Staff learn to read for pleasure
Before enjoying books in school becomes a lost art, Arts Council England has put training teachers in reading for pleasure at the centre of its strategy for children's literature, announced today.
It plans to fund school library services to spread the word to student teachers about quality children's books. This two-year programme will be followed up with after-school sessions to help teachers keep up with new books and find creative ways to work with authors and illustrators.
The strategy, launched at Newcastle's Centre for the Children's Book, sets the Arts Council's priorities until 2006. It aims to boost the profile of everyone involved in making children's books and draw attention to the help the Arts Council can offer to bring authors and illustrators to a wider public.
The message from two months' consultation is that work with writers in schools is "frustrated by lack of time in the curriculum, lack of awareness of funding and of confidence of individual teachers", says the strategy document by children's literature officer Abigail Campbell.
She said: "Participants were vocal about the need for more creative reading and writing opportunities as part of teachers' continuing professional development, across the curriculum and out of hours."
She now wants to hear from teachers on how the strategy can best meet schools' needs and is consulting the Department for Education and Skills and the Department for Culture, Media and Sport, which covers libraries, to put the training together.

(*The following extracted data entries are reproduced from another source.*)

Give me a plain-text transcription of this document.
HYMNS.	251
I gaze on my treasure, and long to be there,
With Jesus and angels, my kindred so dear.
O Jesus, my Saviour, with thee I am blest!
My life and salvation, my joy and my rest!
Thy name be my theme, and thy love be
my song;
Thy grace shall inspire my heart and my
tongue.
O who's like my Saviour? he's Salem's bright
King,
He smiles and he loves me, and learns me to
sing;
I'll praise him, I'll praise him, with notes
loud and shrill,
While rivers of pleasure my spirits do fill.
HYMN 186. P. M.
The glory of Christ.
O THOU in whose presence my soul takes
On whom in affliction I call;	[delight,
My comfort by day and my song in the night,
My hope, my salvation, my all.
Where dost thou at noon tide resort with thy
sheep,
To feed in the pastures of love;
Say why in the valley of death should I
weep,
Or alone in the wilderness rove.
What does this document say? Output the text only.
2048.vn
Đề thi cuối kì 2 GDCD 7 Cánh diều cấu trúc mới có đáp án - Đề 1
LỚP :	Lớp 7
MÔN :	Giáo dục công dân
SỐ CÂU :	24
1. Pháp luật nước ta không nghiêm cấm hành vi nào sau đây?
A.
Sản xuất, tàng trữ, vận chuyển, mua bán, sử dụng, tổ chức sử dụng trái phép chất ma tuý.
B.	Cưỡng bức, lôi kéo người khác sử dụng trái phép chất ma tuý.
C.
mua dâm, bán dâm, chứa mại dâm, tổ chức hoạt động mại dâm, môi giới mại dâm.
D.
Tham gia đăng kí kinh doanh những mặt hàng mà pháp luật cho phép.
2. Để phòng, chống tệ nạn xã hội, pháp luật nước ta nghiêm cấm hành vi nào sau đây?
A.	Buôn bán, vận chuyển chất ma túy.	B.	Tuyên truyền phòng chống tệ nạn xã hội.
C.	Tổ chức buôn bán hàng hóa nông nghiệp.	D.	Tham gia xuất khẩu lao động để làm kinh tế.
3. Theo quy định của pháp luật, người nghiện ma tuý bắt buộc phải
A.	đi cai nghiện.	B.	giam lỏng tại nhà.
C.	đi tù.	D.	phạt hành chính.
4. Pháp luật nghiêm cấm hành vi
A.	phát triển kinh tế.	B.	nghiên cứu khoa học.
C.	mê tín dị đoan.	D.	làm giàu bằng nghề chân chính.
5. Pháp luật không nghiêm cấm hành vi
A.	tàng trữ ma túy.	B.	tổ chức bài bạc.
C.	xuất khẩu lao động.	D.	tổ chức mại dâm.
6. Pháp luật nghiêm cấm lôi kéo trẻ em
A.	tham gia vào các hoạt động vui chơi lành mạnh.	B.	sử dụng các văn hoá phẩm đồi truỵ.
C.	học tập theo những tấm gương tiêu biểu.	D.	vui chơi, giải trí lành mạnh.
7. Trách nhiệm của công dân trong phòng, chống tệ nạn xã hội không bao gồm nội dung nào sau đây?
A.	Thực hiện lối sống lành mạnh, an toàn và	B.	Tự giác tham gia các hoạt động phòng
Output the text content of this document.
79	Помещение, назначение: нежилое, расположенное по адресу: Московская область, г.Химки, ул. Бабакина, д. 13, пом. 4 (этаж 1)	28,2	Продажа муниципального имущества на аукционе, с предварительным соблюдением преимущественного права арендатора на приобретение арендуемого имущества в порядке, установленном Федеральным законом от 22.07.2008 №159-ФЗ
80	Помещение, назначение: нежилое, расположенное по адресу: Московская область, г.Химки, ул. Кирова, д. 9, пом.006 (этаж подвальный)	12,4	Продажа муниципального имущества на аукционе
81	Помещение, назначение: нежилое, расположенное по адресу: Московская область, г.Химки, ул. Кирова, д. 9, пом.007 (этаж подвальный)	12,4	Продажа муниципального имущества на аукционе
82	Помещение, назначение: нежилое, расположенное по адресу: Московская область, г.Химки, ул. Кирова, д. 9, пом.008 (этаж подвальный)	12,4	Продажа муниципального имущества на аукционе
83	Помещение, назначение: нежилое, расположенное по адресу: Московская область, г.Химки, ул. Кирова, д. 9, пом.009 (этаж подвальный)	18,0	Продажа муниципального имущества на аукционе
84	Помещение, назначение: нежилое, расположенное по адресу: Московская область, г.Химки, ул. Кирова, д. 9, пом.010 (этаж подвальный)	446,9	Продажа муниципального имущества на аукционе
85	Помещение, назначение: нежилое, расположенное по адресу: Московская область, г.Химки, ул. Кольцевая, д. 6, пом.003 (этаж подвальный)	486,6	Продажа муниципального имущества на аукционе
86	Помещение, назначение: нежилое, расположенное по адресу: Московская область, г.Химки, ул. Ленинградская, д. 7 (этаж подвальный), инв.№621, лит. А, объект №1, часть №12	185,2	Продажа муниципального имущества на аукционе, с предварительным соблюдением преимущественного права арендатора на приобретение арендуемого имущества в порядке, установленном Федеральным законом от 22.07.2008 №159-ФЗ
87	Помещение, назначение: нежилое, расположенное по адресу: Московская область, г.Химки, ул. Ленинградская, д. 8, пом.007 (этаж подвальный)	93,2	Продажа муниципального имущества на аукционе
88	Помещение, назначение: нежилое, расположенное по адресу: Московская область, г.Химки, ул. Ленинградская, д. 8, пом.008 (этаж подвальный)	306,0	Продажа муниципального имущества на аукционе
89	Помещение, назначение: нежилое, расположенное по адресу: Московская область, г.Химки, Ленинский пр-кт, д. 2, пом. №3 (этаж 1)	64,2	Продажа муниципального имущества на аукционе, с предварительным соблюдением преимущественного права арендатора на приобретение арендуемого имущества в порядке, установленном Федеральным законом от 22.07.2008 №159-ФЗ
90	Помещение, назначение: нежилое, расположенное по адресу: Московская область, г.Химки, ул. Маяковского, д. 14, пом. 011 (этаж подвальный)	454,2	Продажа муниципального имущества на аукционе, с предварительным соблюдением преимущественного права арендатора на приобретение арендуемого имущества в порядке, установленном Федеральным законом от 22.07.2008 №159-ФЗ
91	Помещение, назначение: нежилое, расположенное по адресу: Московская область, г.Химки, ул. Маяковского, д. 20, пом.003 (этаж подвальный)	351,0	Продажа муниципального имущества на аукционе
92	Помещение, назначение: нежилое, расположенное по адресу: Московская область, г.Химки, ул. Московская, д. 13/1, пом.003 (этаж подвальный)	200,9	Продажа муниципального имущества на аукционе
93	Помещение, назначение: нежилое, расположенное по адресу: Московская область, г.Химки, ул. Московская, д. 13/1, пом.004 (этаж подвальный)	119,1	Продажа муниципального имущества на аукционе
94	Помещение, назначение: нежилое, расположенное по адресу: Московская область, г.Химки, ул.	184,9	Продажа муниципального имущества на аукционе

A budget has not yet been set.
Teachers and librarians were represented in the Arts Council consultation groups on the strategy earlier this term. Other views were collected from 747 adults and children who attended a South Bank literature festival, and 1,520 over-15s who took part in an omnibus survey.
Of the survey group, 98 per cent thought it was appropriate for schools to encourage reading for pleasure, but the report discovered that many under-12s thought reading in school was about developing literacy skills to write essays.
Another major concern was the lack of diversity in publishing, particularly literature from other cultures.
The Arts Council's Decibel project will produce a booklet of culturally diverse children's literature for London primary schools next year.
However, the report pointed out the relative rarity of bestselling black or Asian children's authors in mainstream publishing.
Full findings of the consultation will be on www.artscouncil.org.uk in January 2004. To add your views, email: email@example.com. Or write to Abigail Campbell Arts Council England 14 Great PeterStreet London SW1 3NQ See the website for details of Arts Council projects, email:firstname.lastname@example.org, tel 0845 300 6100
BOOK MONEY WELL SPENT
Arts Council England asked 10 Year 4 pupils at St Luke's primary, Leicester, how they would spend pound;1,000 to help make sure that there were lots of good books for them to read. The responses included:
* Pay authors more so that they can make the books longer;
* Make more funny books;
* Make more copies of good books so that everyone can have one;
* Put books together into collections so that you can read all the books by your favourite author without having to look for each one;
* Pay for translations so that we can read books from other countries and they can read our books.
The St Luke's children were also asked where they liked best to read. All of them said they liked to read at home - most said in their bedroom.